Mennessier de La Lance, un homme de cheval et du livre

Le premier recensement de livres de la Bibliothèque Mondiale du Cheval s’appuie sur le dernier inventaire faisant autorité et paru sous le titre Essai de Bibliographie Hippique (Paris, Lucien Dorbon, 1915-1921) que l’on doit au général de cavalerie à la retraite, Gabriel-René Mennessier de La Lance (1835-1924).

Cette bibliographie lui a pris plus de 20 ans, qu’il a continué malgré les turbulences de la Première Guerre mondiale. À l’heure où internet n’existait pas, le vaillant général s’est déplacé dans les bibliothèques de France et de Navarre, s’est renseigné auprès des libraires, a écrit aux collectionneurs et archivistes. Il a, patiemment et passionnément, lu et comparé chaque livre recensé. Ce travail colossal catalogue plus de 8 000 titres en français et latin, le plus souvent accompagnés d’une biographie de l’auteur et de commentaires éclairés sur le texte.

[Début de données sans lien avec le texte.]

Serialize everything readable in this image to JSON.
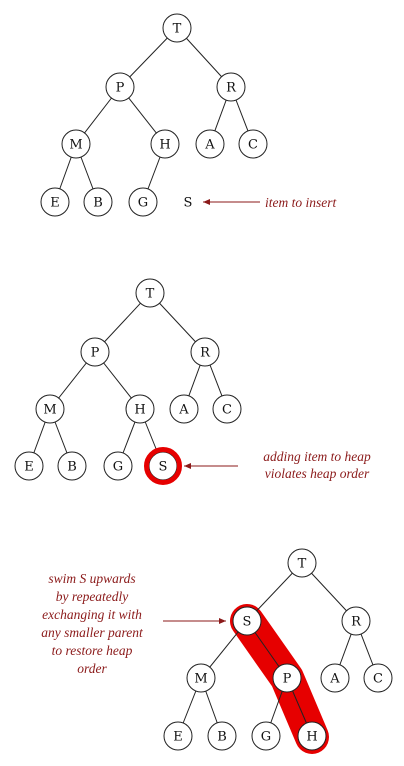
{
  "panels": [
    {
      "nodes": [
        "T",
        "P",
        "R",
        "M",
        "H",
        "A",
        "C",
        "E",
        "B",
        "G"
      ],
      "pending_item": "S",
      "note": [
        "item to insert"
      ]
    },
    {
      "nodes": [
        "T",
        "P",
        "R",
        "M",
        "H",
        "A",
        "C",
        "E",
        "B",
        "G",
        "S"
      ],
      "note": [
        "adding item to heap",
        "violates heap order"
      ]
    },
    {
      "nodes": [
        "T",
        "S",
        "R",
        "M",
        "P",
        "A",
        "C",
        "E",
        "B",
        "G",
        "H"
      ],
      "note": [
        "swim S upwards",
        "by repeatedly",
        "exchanging it with",
        "any smaller parent",
        "to restore heap",
        "order"
      ]
    }
  ],
  "colors": {
    "annotation": "#8b1a1a",
    "highlight": "#e60000",
    "node_stroke": "#222222"
  }
}
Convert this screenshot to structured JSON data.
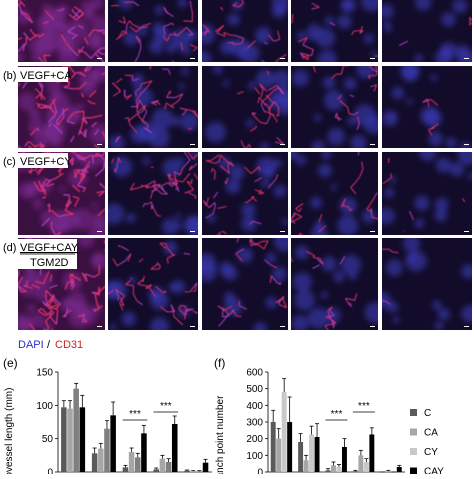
{
  "panels": {
    "b": {
      "letter": "(b)",
      "condition": "VEGF+CA"
    },
    "c": {
      "letter": "(c)",
      "condition": "VEGF+CY"
    },
    "d": {
      "letter": "(d)",
      "condition": "VEGF+CAY",
      "extra": "TGM2D"
    }
  },
  "stain_legend": {
    "dapi": "DAPI",
    "separator": "/",
    "cd31": "CD31"
  },
  "chart_data": [
    {
      "type": "bar",
      "label": "(e)",
      "y_label": "Microvessel length (mm)",
      "categories": [
        null,
        null,
        null,
        null,
        null
      ],
      "ylim": [
        0,
        150
      ],
      "yticks": [
        0,
        50,
        100,
        150
      ],
      "annotations": [
        "***",
        "***"
      ],
      "series": [
        {
          "color": "#5a5a5a",
          "values": [
            97,
            28,
            7,
            4,
            2
          ],
          "errors": [
            10,
            8,
            3,
            2,
            1
          ]
        },
        {
          "color": "#a6a6a6",
          "values": [
            95,
            35,
            30,
            20,
            1
          ],
          "errors": [
            12,
            8,
            6,
            5,
            1
          ]
        },
        {
          "color": "#7f7f7f",
          "values": [
            125,
            65,
            22,
            15,
            1
          ],
          "errors": [
            8,
            12,
            6,
            5,
            1
          ]
        },
        {
          "color": "#000000",
          "values": [
            97,
            85,
            58,
            72,
            14
          ],
          "errors": [
            18,
            20,
            12,
            12,
            5
          ]
        }
      ]
    },
    {
      "type": "bar",
      "label": "(f)",
      "y_label": "Branch point number",
      "categories": [
        null,
        null,
        null,
        null,
        null
      ],
      "ylim": [
        0,
        600
      ],
      "yticks": [
        0,
        100,
        200,
        300,
        400,
        500,
        600
      ],
      "annotations": [
        "***",
        "***"
      ],
      "series": [
        {
          "name": "C",
          "color": "#5a5a5a",
          "values": [
            300,
            180,
            10,
            5,
            0
          ],
          "errors": [
            70,
            50,
            10,
            5,
            0
          ]
        },
        {
          "name": "CA",
          "color": "#a6a6a6",
          "values": [
            200,
            70,
            40,
            100,
            5
          ],
          "errors": [
            60,
            30,
            20,
            30,
            5
          ]
        },
        {
          "name": "CY",
          "color": "#c8c8c8",
          "values": [
            480,
            225,
            30,
            60,
            0
          ],
          "errors": [
            80,
            50,
            15,
            20,
            0
          ]
        },
        {
          "name": "CAY",
          "color": "#000000",
          "values": [
            300,
            210,
            150,
            225,
            30
          ],
          "errors": [
            150,
            80,
            50,
            40,
            10
          ]
        }
      ]
    }
  ]
}
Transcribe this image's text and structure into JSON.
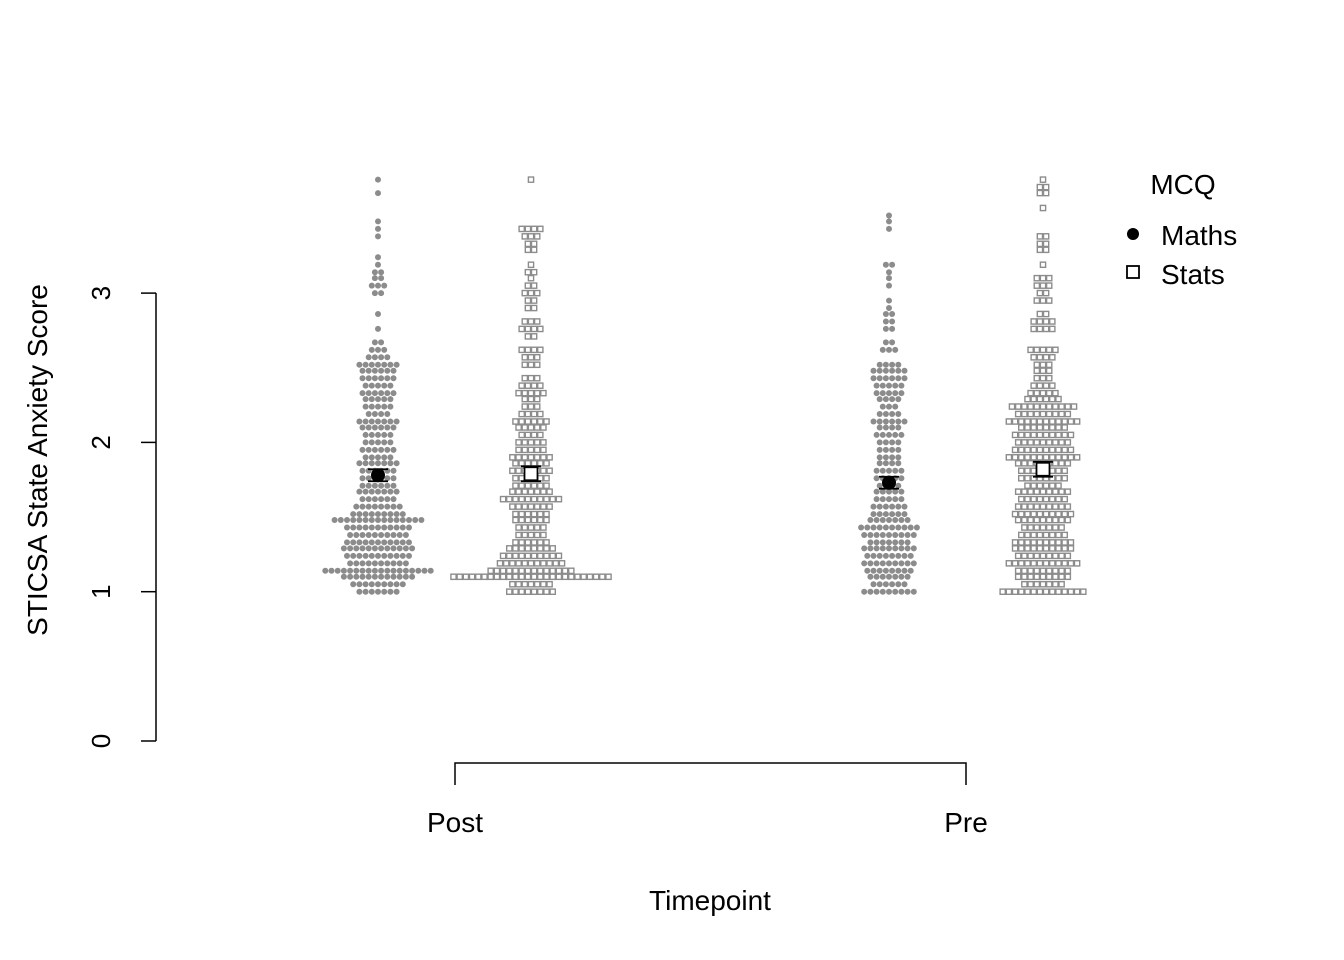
{
  "chart_data": {
    "type": "scatter",
    "subtype": "beeswarm with means and error bars",
    "xlabel": "Timepoint",
    "ylabel": "STICSA State Anxiety Score",
    "categories": [
      "Post",
      "Pre"
    ],
    "ylim": [
      0,
      3.8
    ],
    "yticks": [
      0,
      1,
      2,
      3
    ],
    "grid": false,
    "legend": {
      "title": "MCQ",
      "placement": "top-right",
      "entries": [
        {
          "label": "Maths",
          "marker": "filled-circle"
        },
        {
          "label": "Stats",
          "marker": "open-square"
        }
      ]
    },
    "colors": {
      "points_maths": "#8c8c8c",
      "points_stats": "#8c8c8c",
      "mean_marker": "#000000",
      "axis": "#000000"
    },
    "series": [
      {
        "name": "Maths",
        "summary": [
          {
            "category": "Post",
            "mean": 1.78,
            "ci_low": 1.74,
            "ci_high": 1.82
          },
          {
            "category": "Pre",
            "mean": 1.73,
            "ci_low": 1.69,
            "ci_high": 1.77
          }
        ],
        "distribution": {
          "Post": [
            [
              1.0,
              7
            ],
            [
              1.05,
              9
            ],
            [
              1.1,
              12
            ],
            [
              1.14,
              18
            ],
            [
              1.19,
              10
            ],
            [
              1.24,
              11
            ],
            [
              1.29,
              12
            ],
            [
              1.33,
              11
            ],
            [
              1.38,
              10
            ],
            [
              1.43,
              11
            ],
            [
              1.48,
              15
            ],
            [
              1.52,
              9
            ],
            [
              1.57,
              8
            ],
            [
              1.62,
              6
            ],
            [
              1.67,
              7
            ],
            [
              1.71,
              6
            ],
            [
              1.76,
              6
            ],
            [
              1.81,
              6
            ],
            [
              1.86,
              7
            ],
            [
              1.9,
              5
            ],
            [
              1.95,
              6
            ],
            [
              2.0,
              5
            ],
            [
              2.05,
              5
            ],
            [
              2.1,
              6
            ],
            [
              2.14,
              7
            ],
            [
              2.19,
              4
            ],
            [
              2.24,
              5
            ],
            [
              2.29,
              5
            ],
            [
              2.33,
              6
            ],
            [
              2.38,
              5
            ],
            [
              2.43,
              6
            ],
            [
              2.48,
              6
            ],
            [
              2.52,
              7
            ],
            [
              2.57,
              4
            ],
            [
              2.62,
              3
            ],
            [
              2.67,
              2
            ],
            [
              2.76,
              1
            ],
            [
              2.86,
              1
            ],
            [
              3.0,
              2
            ],
            [
              3.05,
              3
            ],
            [
              3.1,
              2
            ],
            [
              3.14,
              2
            ],
            [
              3.19,
              1
            ],
            [
              3.24,
              1
            ],
            [
              3.38,
              1
            ],
            [
              3.43,
              1
            ],
            [
              3.48,
              1
            ],
            [
              3.67,
              1
            ],
            [
              3.76,
              1
            ]
          ],
          "Pre": [
            [
              1.0,
              9
            ],
            [
              1.05,
              6
            ],
            [
              1.1,
              7
            ],
            [
              1.14,
              8
            ],
            [
              1.19,
              9
            ],
            [
              1.24,
              8
            ],
            [
              1.29,
              9
            ],
            [
              1.33,
              7
            ],
            [
              1.38,
              9
            ],
            [
              1.43,
              10
            ],
            [
              1.48,
              7
            ],
            [
              1.52,
              6
            ],
            [
              1.57,
              6
            ],
            [
              1.62,
              5
            ],
            [
              1.67,
              5
            ],
            [
              1.71,
              4
            ],
            [
              1.76,
              5
            ],
            [
              1.81,
              5
            ],
            [
              1.86,
              4
            ],
            [
              1.9,
              4
            ],
            [
              1.95,
              4
            ],
            [
              2.0,
              4
            ],
            [
              2.05,
              5
            ],
            [
              2.1,
              4
            ],
            [
              2.14,
              6
            ],
            [
              2.19,
              4
            ],
            [
              2.24,
              3
            ],
            [
              2.29,
              4
            ],
            [
              2.33,
              5
            ],
            [
              2.38,
              5
            ],
            [
              2.43,
              6
            ],
            [
              2.48,
              6
            ],
            [
              2.52,
              4
            ],
            [
              2.62,
              3
            ],
            [
              2.67,
              2
            ],
            [
              2.76,
              2
            ],
            [
              2.81,
              2
            ],
            [
              2.86,
              2
            ],
            [
              2.9,
              1
            ],
            [
              2.95,
              1
            ],
            [
              3.05,
              1
            ],
            [
              3.1,
              1
            ],
            [
              3.14,
              1
            ],
            [
              3.19,
              2
            ],
            [
              3.43,
              1
            ],
            [
              3.48,
              1
            ],
            [
              3.52,
              1
            ]
          ]
        }
      },
      {
        "name": "Stats",
        "summary": [
          {
            "category": "Post",
            "mean": 1.79,
            "ci_low": 1.74,
            "ci_high": 1.84
          },
          {
            "category": "Pre",
            "mean": 1.82,
            "ci_low": 1.77,
            "ci_high": 1.87
          }
        ],
        "distribution": {
          "Post": [
            [
              1.0,
              8
            ],
            [
              1.05,
              7
            ],
            [
              1.1,
              26
            ],
            [
              1.14,
              14
            ],
            [
              1.19,
              11
            ],
            [
              1.24,
              10
            ],
            [
              1.29,
              8
            ],
            [
              1.33,
              6
            ],
            [
              1.38,
              5
            ],
            [
              1.43,
              5
            ],
            [
              1.48,
              6
            ],
            [
              1.52,
              6
            ],
            [
              1.57,
              7
            ],
            [
              1.62,
              10
            ],
            [
              1.67,
              7
            ],
            [
              1.71,
              6
            ],
            [
              1.76,
              6
            ],
            [
              1.81,
              7
            ],
            [
              1.86,
              6
            ],
            [
              1.9,
              7
            ],
            [
              1.95,
              5
            ],
            [
              2.0,
              5
            ],
            [
              2.05,
              4
            ],
            [
              2.1,
              5
            ],
            [
              2.14,
              6
            ],
            [
              2.19,
              4
            ],
            [
              2.24,
              3
            ],
            [
              2.29,
              3
            ],
            [
              2.33,
              5
            ],
            [
              2.38,
              4
            ],
            [
              2.43,
              3
            ],
            [
              2.52,
              3
            ],
            [
              2.57,
              3
            ],
            [
              2.62,
              4
            ],
            [
              2.71,
              2
            ],
            [
              2.76,
              4
            ],
            [
              2.81,
              3
            ],
            [
              2.9,
              2
            ],
            [
              2.95,
              2
            ],
            [
              3.0,
              3
            ],
            [
              3.05,
              2
            ],
            [
              3.1,
              1
            ],
            [
              3.14,
              2
            ],
            [
              3.19,
              1
            ],
            [
              3.29,
              2
            ],
            [
              3.33,
              2
            ],
            [
              3.38,
              3
            ],
            [
              3.43,
              4
            ],
            [
              3.76,
              1
            ]
          ],
          "Pre": [
            [
              1.0,
              14
            ],
            [
              1.05,
              7
            ],
            [
              1.1,
              9
            ],
            [
              1.14,
              9
            ],
            [
              1.19,
              12
            ],
            [
              1.24,
              9
            ],
            [
              1.29,
              10
            ],
            [
              1.33,
              10
            ],
            [
              1.38,
              8
            ],
            [
              1.43,
              7
            ],
            [
              1.48,
              9
            ],
            [
              1.52,
              10
            ],
            [
              1.57,
              9
            ],
            [
              1.62,
              8
            ],
            [
              1.67,
              9
            ],
            [
              1.71,
              6
            ],
            [
              1.76,
              8
            ],
            [
              1.81,
              8
            ],
            [
              1.86,
              9
            ],
            [
              1.9,
              12
            ],
            [
              1.95,
              10
            ],
            [
              2.0,
              9
            ],
            [
              2.05,
              10
            ],
            [
              2.1,
              8
            ],
            [
              2.14,
              12
            ],
            [
              2.19,
              9
            ],
            [
              2.24,
              11
            ],
            [
              2.29,
              6
            ],
            [
              2.33,
              5
            ],
            [
              2.38,
              4
            ],
            [
              2.43,
              3
            ],
            [
              2.48,
              3
            ],
            [
              2.52,
              3
            ],
            [
              2.57,
              4
            ],
            [
              2.62,
              5
            ],
            [
              2.76,
              4
            ],
            [
              2.81,
              4
            ],
            [
              2.86,
              2
            ],
            [
              2.95,
              3
            ],
            [
              3.0,
              2
            ],
            [
              3.05,
              3
            ],
            [
              3.1,
              3
            ],
            [
              3.19,
              1
            ],
            [
              3.29,
              2
            ],
            [
              3.33,
              2
            ],
            [
              3.38,
              2
            ],
            [
              3.57,
              1
            ],
            [
              3.67,
              2
            ],
            [
              3.71,
              2
            ],
            [
              3.76,
              1
            ]
          ]
        }
      }
    ]
  }
}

Une véritable base de données avant-l’heure

La Bibliothèque Mondiale du Cheval reprend la structure de cette étude qui s’est révélée parfaitement adaptée au passage au numérique. Son découpage alphabétique, les renvois dans le texte ou les tables de classements ont facilité son adaptation en fichiers XML. Nous avons pu transformer ce livre papier en « base de données » tout en conservant son cadre de classement et son contenu.
Le XML offre d’autres avantages de lecture et de recherche à la version papier : par exemple, la biographie est accessible depuis chaque fiche de livre, on peut consulter facilement la bibliographie d’un co-auteur ou d’un illustrateur, les renvois dans le texte ont été rendu dynamiques (lien hmtl), on peut restreindre sa recherche à une période ou un thème, on peut consulter la numérisation du titre si elle est accessible, etc. On peut également, à tout moment, revenir au contenu original du document papier : en appliquant la clé de tri « Mennessier » depuis la page de la « Recherche avancée », on retrouve le corpus complet du général. On peut ensuite le conserver, l’imprimer, etc. L’ajout d’autres bibliographies permet de concaténer plusieurs sources de contenu en les distinguant clairement sur une même fiche de livre : par exemple, les commentaires de Mennessier et ceux de Huth sont visibles distinctement et datés.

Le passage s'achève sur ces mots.